Putative Fathers in Arkansas (PART II)
Although putative fathers in Arkansas are statutorily required to develop a significant custodial, personal, or financial relationship with their child in order to have the ability to veto an adoption, the Arkansas Supreme Court has carved out a small caveat to this rule. By showing that his undertakings were thwarted, an unmarried father may establish good cause as to why he was unable to strictly comply with the adoption statute’s requirements. In re Adoption of Baby Boy B., 2012 Ark. 92. In effect, the Court crafted a thwarted father test, which requires a father to show 1) he made efforts to form a significant custodial, personal, or financial relationship with his child; 2) the efforts were undertaken prior to the filing of the adoption petition; and 3) the efforts were thwarted.

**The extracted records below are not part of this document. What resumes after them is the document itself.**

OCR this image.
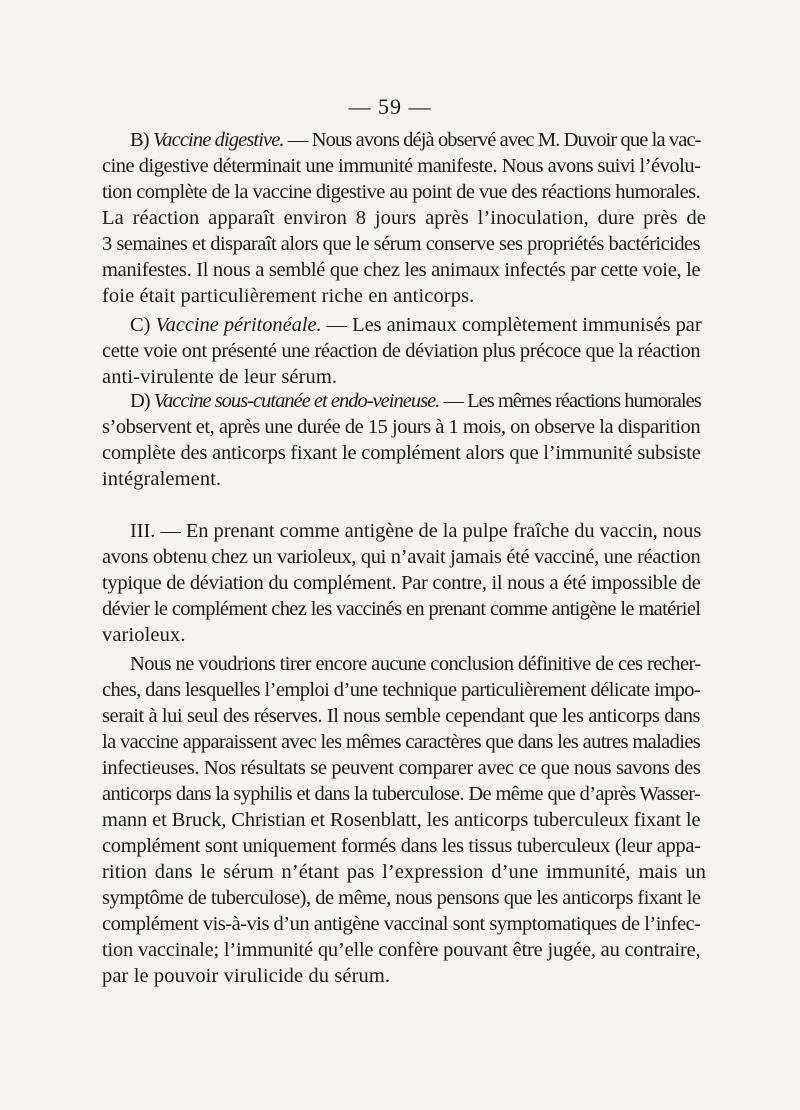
— 59 —
B) Vaccine digestive. — Nous avons déjà observé avec M. Duvoir que la vac-
cine digestive déterminait une immunité manifeste. Nous avons suivi l’évolu-
tion complète de la vaccine digestive au point de vue des réactions humorales.
La réaction apparaît environ 8 jours après l’inoculation, dure près de
3 semaines et disparaît alors que le sérum conserve ses propriétés bactéricides
manifestes. Il nous a semblé que chez les animaux infectés par cette voie, le
foie était particulièrement riche en anticorps.
C) Vaccine péritonéale. — Les animaux complètement immunisés par
cette voie ont présenté une réaction de déviation plus précoce que la réaction
anti-virulente de leur sérum.
D) Vaccine sous-cutanée et endo-veineuse. — Les mêmes réactions humorales
s’observent et, après une durée de 15 jours à 1 mois, on observe la disparition
complète des anticorps fixant le complément alors que l’immunité subsiste
intégralement.
III. — En prenant comme antigène de la pulpe fraîche du vaccin, nous
avons obtenu chez un varioleux, qui n’avait jamais été vacciné, une réaction
typique de déviation du complément. Par contre, il nous a été impossible de
dévier le complément chez les vaccinés en prenant comme antigène le matériel
varioleux.
Nous ne voudrions tirer encore aucune conclusion définitive de ces recher-
ches, dans lesquelles l’emploi d’une technique particulièrement délicate impo-
serait à lui seul des réserves. Il nous semble cependant que les anticorps dans
la vaccine apparaissent avec les mêmes caractères que dans les autres maladies
infectieuses. Nos résultats se peuvent comparer avec ce que nous savons des
anticorps dans la syphilis et dans la tuberculose. De même que d’après Wasser-
mann et Bruck, Christian et Rosenblatt, les anticorps tuberculeux fixant le
complément sont uniquement formés dans les tissus tuberculeux (leur appa-
rition dans le sérum n’étant pas l’expression d’une immunité, mais un
symptôme de tuberculose), de même, nous pensons que les anticorps fixant le
complément vis-à-vis d’un antigène vaccinal sont symptomatiques de l’infec-
tion vaccinale; l’immunité qu’elle confère pouvant être jugée, au contraire,
par le pouvoir virulicide du sérum.
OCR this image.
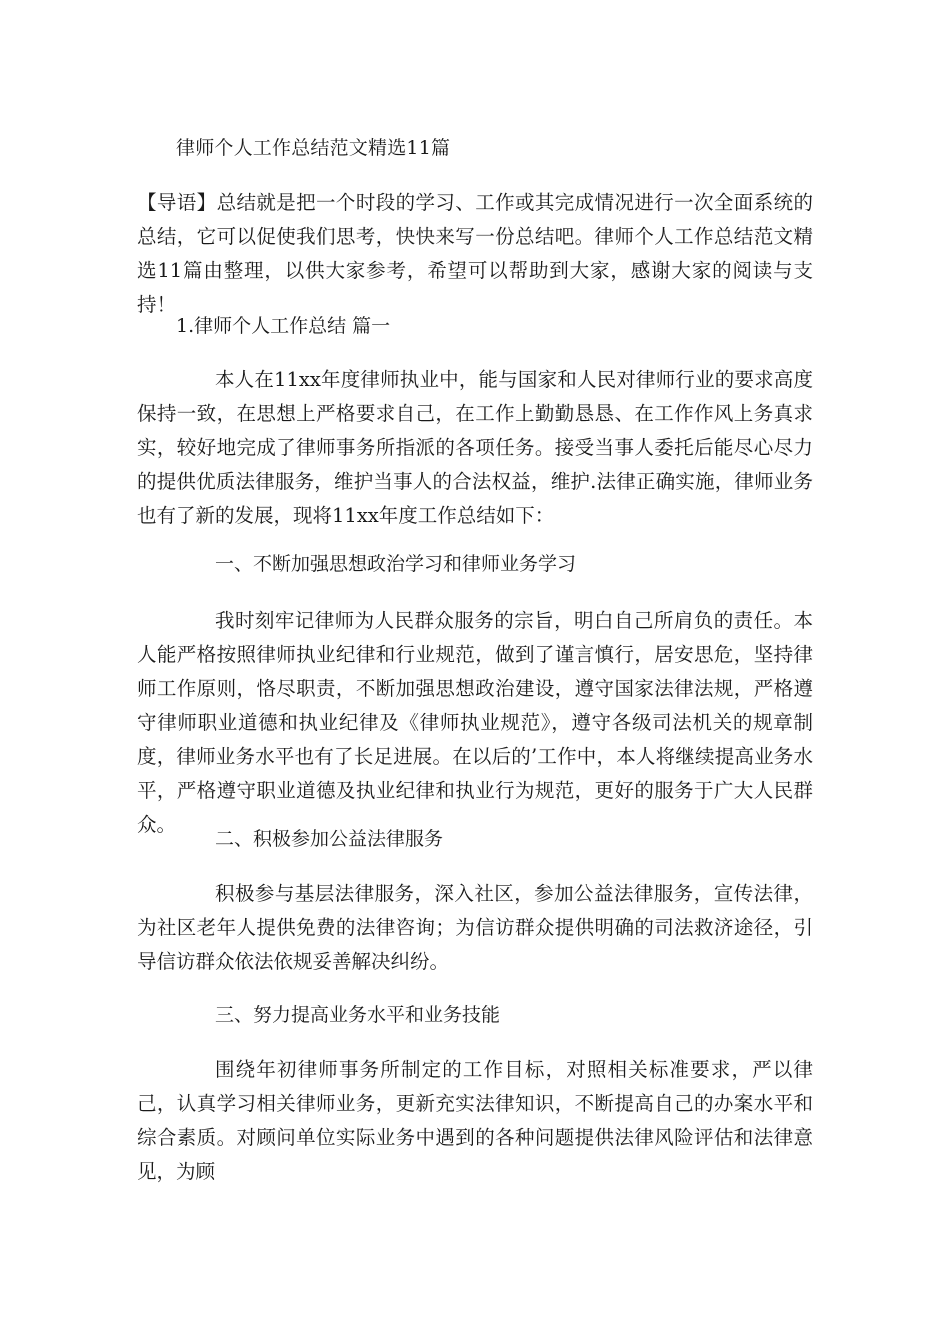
律师个人工作总结范文精选11篇
【导语】总结就是把一个时段的学习、工作或其完成情况进行一次全面系统的总结，它可以促使我们思考，快快来写一份总结吧。律师个人工作总结范文精选11篇由整理，以供大家参考，希望可以帮助到大家，感谢大家的阅读与支持！
1.律师个人工作总结 篇一
本人在11xx年度律师执业中，能与国家和人民对律师行业的要求高度保持一致，在思想上严格要求自己，在工作上勤勤恳恳、在工作作风上务真求实，较好地完成了律师事务所指派的各项任务。接受当事人委托后能尽心尽力的提供优质法律服务，维护当事人的合法权益，维护.法律正确实施，律师业务也有了新的发展，现将11xx年度工作总结如下：
一、不断加强思想政治学习和律师业务学习
我时刻牢记律师为人民群众服务的宗旨，明白自己所肩负的责任。本人能严格按照律师执业纪律和行业规范，做到了谨言慎行，居安思危，坚持律师工作原则，恪尽职责，不断加强思想政治建设，遵守国家法律法规，严格遵守律师职业道德和执业纪律及《律师执业规范》，遵守各级司法机关的规章制度，律师业务水平也有了长足进展。在以后的’工作中，本人将继续提高业务水平，严格遵守职业道德及执业纪律和执业行为规范，更好的服务于广大人民群众。
二、积极参加公益法律服务
积极参与基层法律服务，深入社区，参加公益法律服务，宣传法律，为社区老年人提供免费的法律咨询；为信访群众提供明确的司法救济途径，引导信访群众依法依规妥善解决纠纷。
三、努力提高业务水平和业务技能
围绕年初律师事务所制定的工作目标，对照相关标准要求，严以律己，认真学习相关律师业务，更新充实法律知识，不断提高自己的办案水平和综合素质。对顾问单位实际业务中遇到的各种问题提供法律风险评估和法律意见，为顾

The question still remains whether Arkansas is doing enough to protect both the due process rights of the father and the best interest of the child. In his concurrence of Baby Boy B., Justice Danielson crafted a more nuanced and father-friendly standard, which asks whether the father established a significant custodial, personal, or financial relationship, and, if no, whether he undertook sufficient prompt and good faith efforts to do so. Unlike the majority’s thwarted father test, this test is not reliant upon a mother’s actions to frustrate the father’s efforts.
Like Danielson, I believe the Court could have done more; however, the Court definitely made a move in the right direction by recognizing that strict statutory compliance can infringe upon a father’s parental rights. No matter the test used, a Court should always remember:
Adoption changes the natural relationship between parent and child; it changes the course of lives, the manner of inheritance, the people with whom the child associates, and cuts the ties and relationship between the child and the family of the parent whose rights are terminated. To make a decision based solely upon the best interest of the child could be a dangerous thing. A literal interpretation of what is in the best interest of the child could conceivably lead to a decision to award the child to the parties who were able to furnish the most material things for the comfort and pleasures of life. The wealthy, even though strangers, could take the children of the poor because the children would obviously be better off in a home of plenty. The phrase “best interest of the child” means more than station in life and material things. “Best interest of the child” includes moral, spiritual, material and cultural values, matters of convenience and friends and family relationships. We have recognized as a cardinal principle of law and nature that parents who are able to support their child in their own style of life, however poor and humble they might be, should not be deprived of parental privileges, except when urgently necessary to afford the child reasonable protection.
Bush v. Dietz, 284 Ark. 191, 195-96, 680 S.W.2d 704, 707 (1984).